JEJAK – Dari ruang kelas hingga lembaran puisi, Novita Sari (28) membuktikan bahwa kegelisahan bisa menjelma menjadi karya. Perempuan asal Jambi yang berprofesi sebagai guru ini kembali menorehkan jejak literasi melalui buku kumpulan puisi terbarunya yang sarat nuansa distopia dan ingatan akan tempat-tempat yang terus berkelana di benaknya.
Melalui buku ini, Novita merangkai pengalaman hidup, perenungan, serta ruang-ruang yang pernah ia singgahi menjadi syair puitis yang reflektif. Setiap bait menjadi penanda perjalanan batin, sekaligus cermin kegelisahan atas masa depan dan masa lalu yang saling bertaut.

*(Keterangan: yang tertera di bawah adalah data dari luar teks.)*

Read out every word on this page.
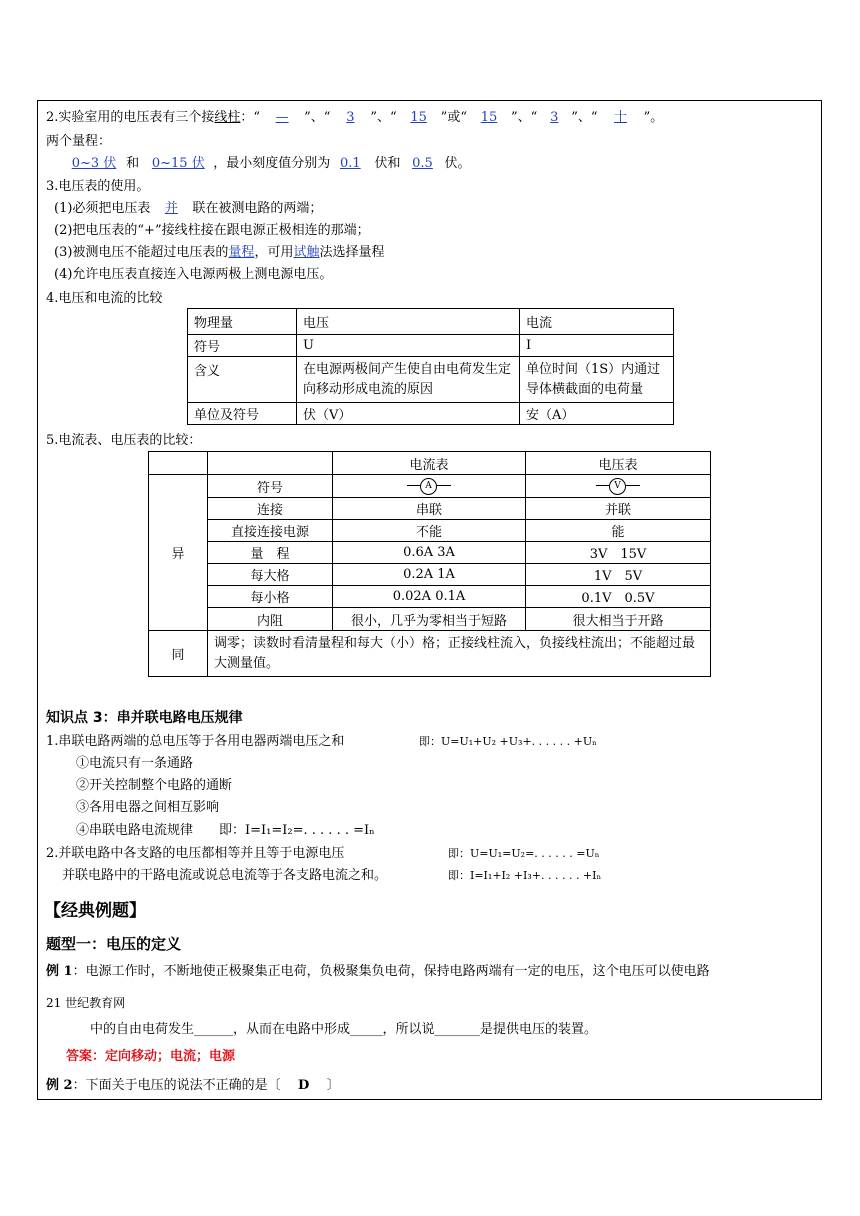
2.实验室用的电压表有三个接线柱：“ — ”、“ 3 ”、“ 15 ”或“ 15 ”、“ 3 ”、“ 十 ”。
两个量程：
0~3 伏 和 0~15 伏 ，最小刻度值分别为 0.1 伏和 0.5 伏。
3.电压表的使用。
(1)必须把电压表 并 联在被测电路的两端；
(2)把电压表的“+”接线柱接在跟电源正极相连的那端；
(3)被测电压不能超过电压表的量程，可用试触法选择量程
(4)允许电压表直接连入电源两极上测电源电压。
4.电压和电流的比较
物理量	电压	电流
符号	U	I
含义	在电源两极间产生使自由电荷发生定向移动形成电流的原因	单位时间（1S）内通过导体横截面的电荷量
单位及符号	伏（V）	安（A）
5.电流表、电压表的比较：
		电流表	电压表
异	符号	A	V

	连接	串联	并联
	直接连接电源	不能	能
	量　程	0.6A 3A	3V　15V
	每大格	0.2A 1A	1V　5V
	每小格	0.02A 0.1A	0.1V　0.5V
	内阻	很小，几乎为零相当于短路	很大相当于开路
同	调零；读数时看清量程和每大（小）格；正接线柱流入，负接线柱流出；不能超过最大测量值。		
知识点 3：串并联电路电压规律
1.串联电路两端的总电压等于各用电器两端电压之和	即：U=U₁+U₂ +U₃+. . . . . . +Uₙ
①电流只有一条通路
②开关控制整个电路的通断
③各用电器之间相互影响
④串联电路电流规律　　即：I=I₁=I₂=. . . . . . =Iₙ
2.并联电路中各支路的电压都相等并且等于电源电压	即：U=U₁=U₂=. . . . . . =Uₙ
并联电路中的干路电流或说总电流等于各支路电流之和。	即：I=I₁+I₂ +I₃+. . . . . . +Iₙ
【经典例题】
题型一：电压的定义
例 1：电源工作时，不断地使正极聚集正电荷，负极聚集负电荷，保持电路两端有一定的电压，这个电压可以使电路
21 世纪教育网
中的自由电荷发生______，从而在电路中形成_____，所以说_______是提供电压的装置。
答案：定向移动；电流；电源
例 2：下面关于电压的说法不正确的是〔 D 〕
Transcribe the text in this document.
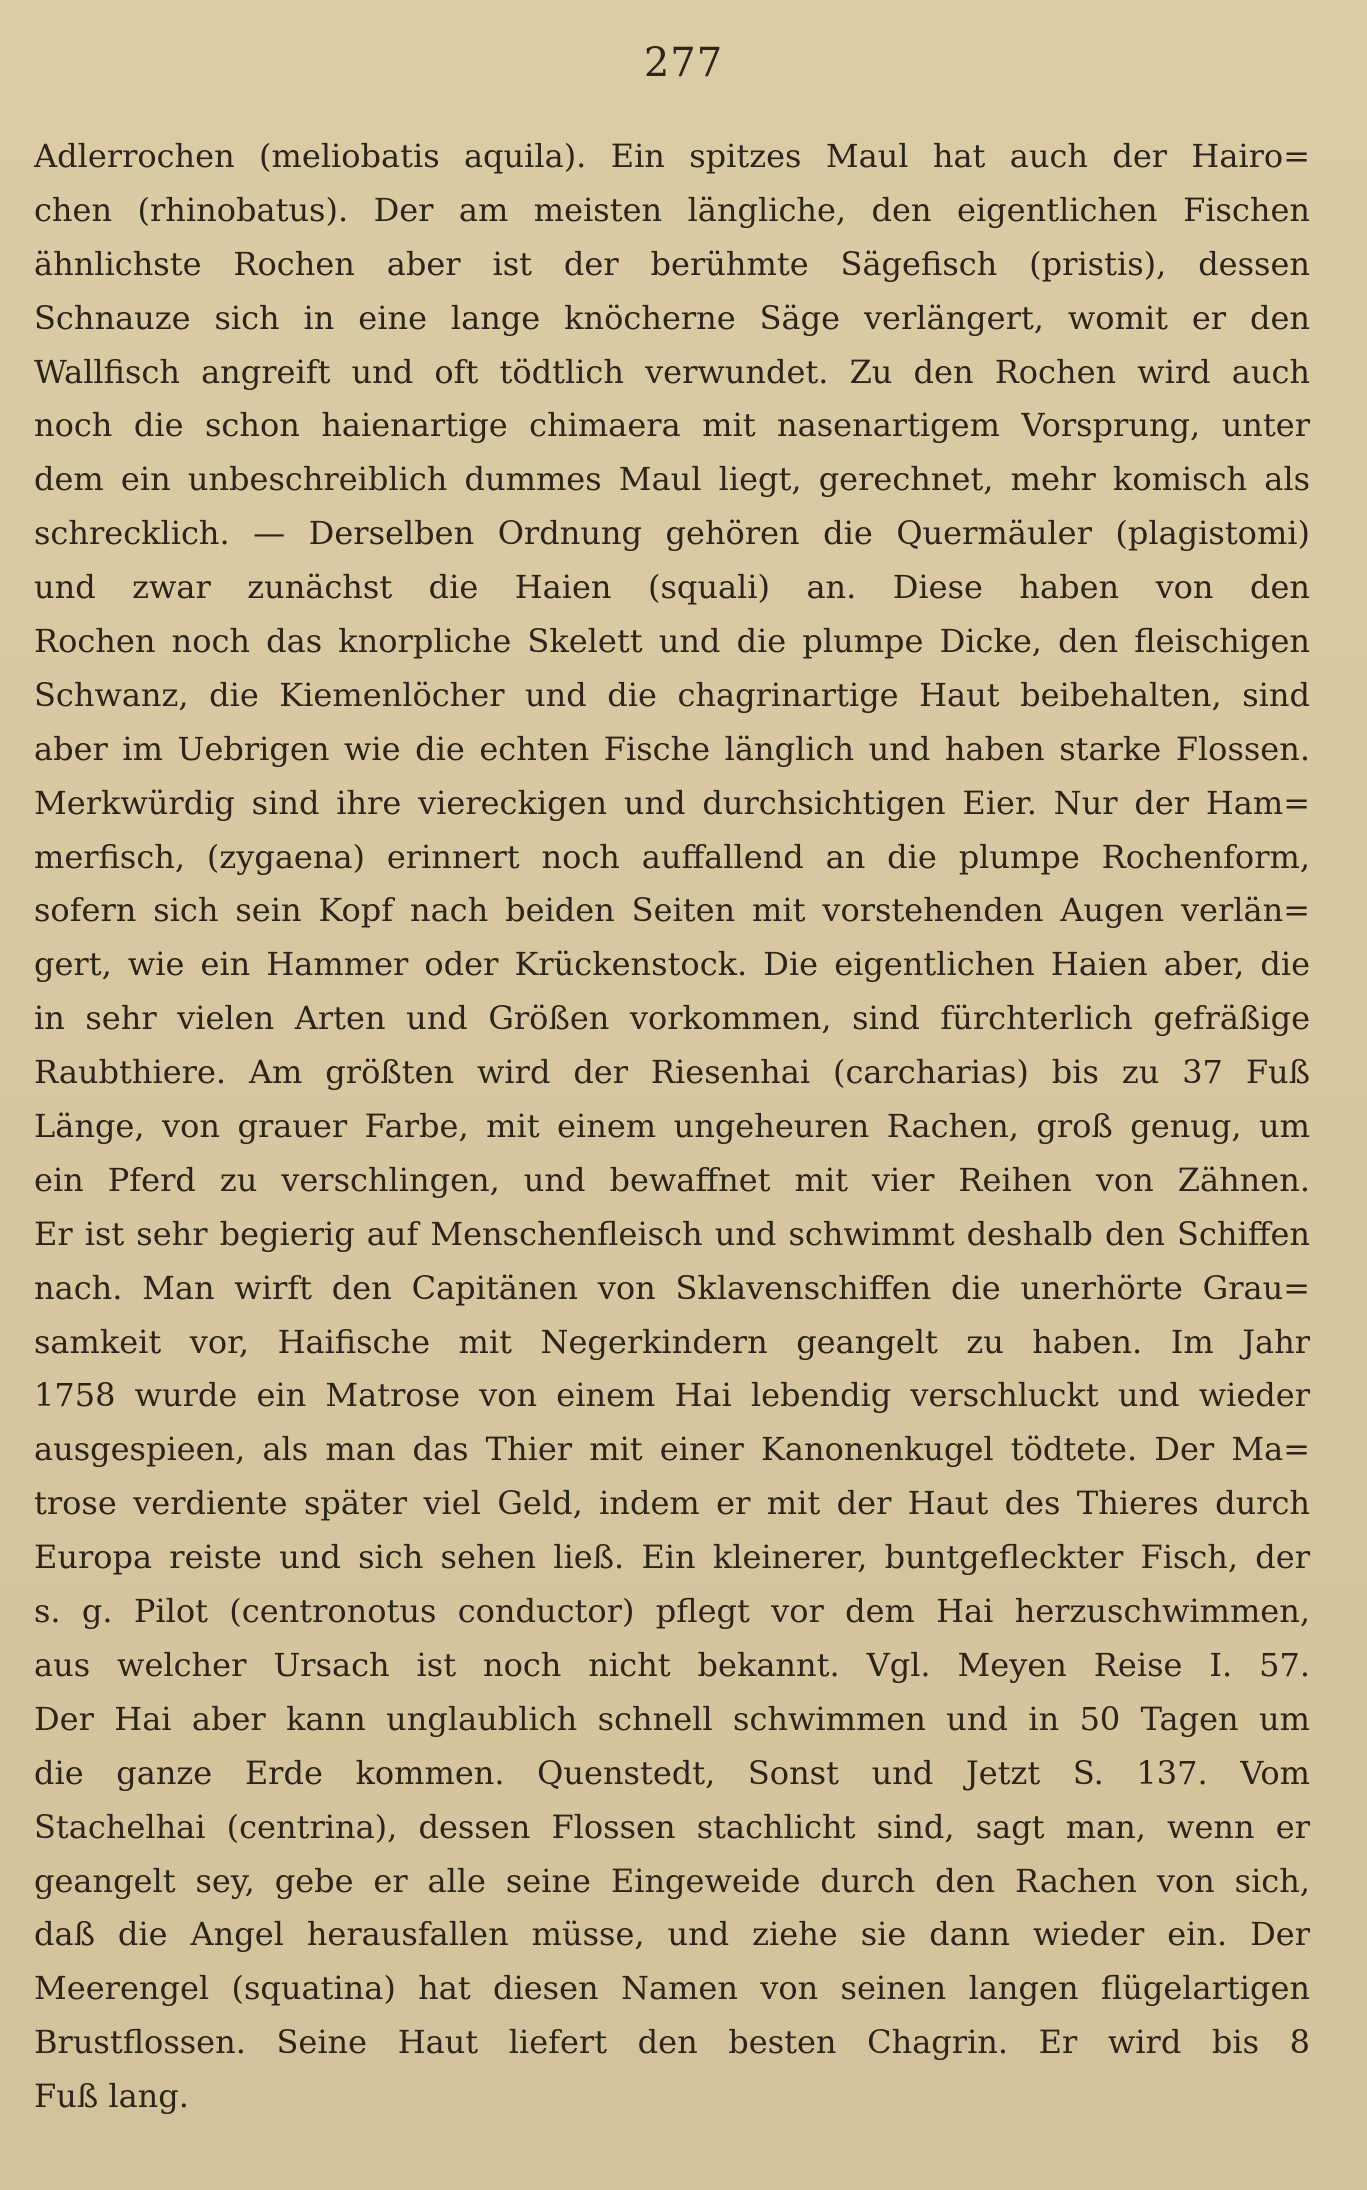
277
Adlerrochen (meliobatis aquila). Ein spitzes Maul hat auch der Hairo=
chen (rhinobatus). Der am meisten längliche, den eigentlichen Fischen
ähnlichste Rochen aber ist der berühmte Sägefisch (pristis), dessen
Schnauze sich in eine lange knöcherne Säge verlängert, womit er den
Wallfisch angreift und oft tödtlich verwundet. Zu den Rochen wird auch
noch die schon haienartige chimaera mit nasenartigem Vorsprung, unter
dem ein unbeschreiblich dummes Maul liegt, gerechnet, mehr komisch als
schrecklich. — Derselben Ordnung gehören die Quermäuler (plagistomi)
und zwar zunächst die Haien (squali) an. Diese haben von den
Rochen noch das knorpliche Skelett und die plumpe Dicke, den fleischigen
Schwanz, die Kiemenlöcher und die chagrinartige Haut beibehalten, sind
aber im Uebrigen wie die echten Fische länglich und haben starke Flossen.
Merkwürdig sind ihre viereckigen und durchsichtigen Eier. Nur der Ham=
merfisch, (zygaena) erinnert noch auffallend an die plumpe Rochenform,
sofern sich sein Kopf nach beiden Seiten mit vorstehenden Augen verlän=
gert, wie ein Hammer oder Krückenstock. Die eigentlichen Haien aber, die
in sehr vielen Arten und Größen vorkommen, sind fürchterlich gefräßige
Raubthiere. Am größten wird der Riesenhai (carcharias) bis zu 37 Fuß
Länge, von grauer Farbe, mit einem ungeheuren Rachen, groß genug, um
ein Pferd zu verschlingen, und bewaffnet mit vier Reihen von Zähnen.
Er ist sehr begierig auf Menschenfleisch und schwimmt deshalb den Schiffen
nach. Man wirft den Capitänen von Sklavenschiffen die unerhörte Grau=
samkeit vor, Haifische mit Negerkindern geangelt zu haben. Im Jahr
1758 wurde ein Matrose von einem Hai lebendig verschluckt und wieder
ausgespieen, als man das Thier mit einer Kanonenkugel tödtete. Der Ma=
trose verdiente später viel Geld, indem er mit der Haut des Thieres durch
Europa reiste und sich sehen ließ. Ein kleinerer, buntgefleckter Fisch, der
s. g. Pilot (centronotus conductor) pflegt vor dem Hai herzuschwimmen,
aus welcher Ursach ist noch nicht bekannt. Vgl. Meyen Reise I. 57.
Der Hai aber kann unglaublich schnell schwimmen und in 50 Tagen um
die ganze Erde kommen. Quenstedt, Sonst und Jetzt S. 137. Vom
Stachelhai (centrina), dessen Flossen stachlicht sind, sagt man, wenn er
geangelt sey, gebe er alle seine Eingeweide durch den Rachen von sich,
daß die Angel herausfallen müsse, und ziehe sie dann wieder ein. Der
Meerengel (squatina) hat diesen Namen von seinen langen flügelartigen
Brustflossen. Seine Haut liefert den besten Chagrin. Er wird bis 8
Fuß lang.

“Distopia merupakan kebalikan dari utopia yaitu dunia imajiner yang buruk. Dalam pandangan Novi, melihat keputusanan masa depan sekaligus romantisme masa lalu yang tidak lagi memberikan apa-apa,” ungkapnya melalui pesan singkatnya, Minggu (14/12/2025).
Ia menegaskan bahwa distopia yang dihadirkan dalam puisinya bukan sekadar imaji kelam, melainkan kesadaran yang lahir dari kedekatan emosional dengan tanah kelahiran.
“Sebuah kesadaran tentang Jambi bahwa ia bukanlah apa-apa (Distopia),” sambungnya.
Kumpulan puisi ini mengambil latar dari tempat-tempat yang pernah hadir dalam perjalanan hidup Novita, dengan Jambi sebagai ruang utama yang paling membekas dan membentuk cara pandangnya terhadap dunia.
“Selain mengambil latar tempat di Jambi juga beberapa tempat di Indonesia,” ujarnya.
Buku ini menjadi karya kedua Novita yang berhasil diterbitkan, sekaligus menandai konsistensinya dalam dunia sastra. Dari sekian puisi yang termuat, ia merekomendasikan tiga judul yang dianggap memiliki kedalaman emosional paling kuat bagi pembaca.
“Ada 3 unsur rekomendasi, judulnya di Pembaringanmu Ibu, Di Rumah, dan Di Pangkal Babu,” ungkapnya.
Peluncuran buku kedua ini digelar dalam kegiatan Sexplore yang diadakan oleh Lubuk Puan, bertempat di NW Coffee, pada Sabtu sore (13/12/2025).
Acara tersebut menjadi ruang temu antara Komunitas yang salah satunya Jejak Kebudayaan Jambi, penulis, dan generasi muda, sekaligus mempertegas kehadiran Novita Sari sebagai suara sastra yang lahir dari Jambi dan berbicara tentang kegelisahan kehidupan.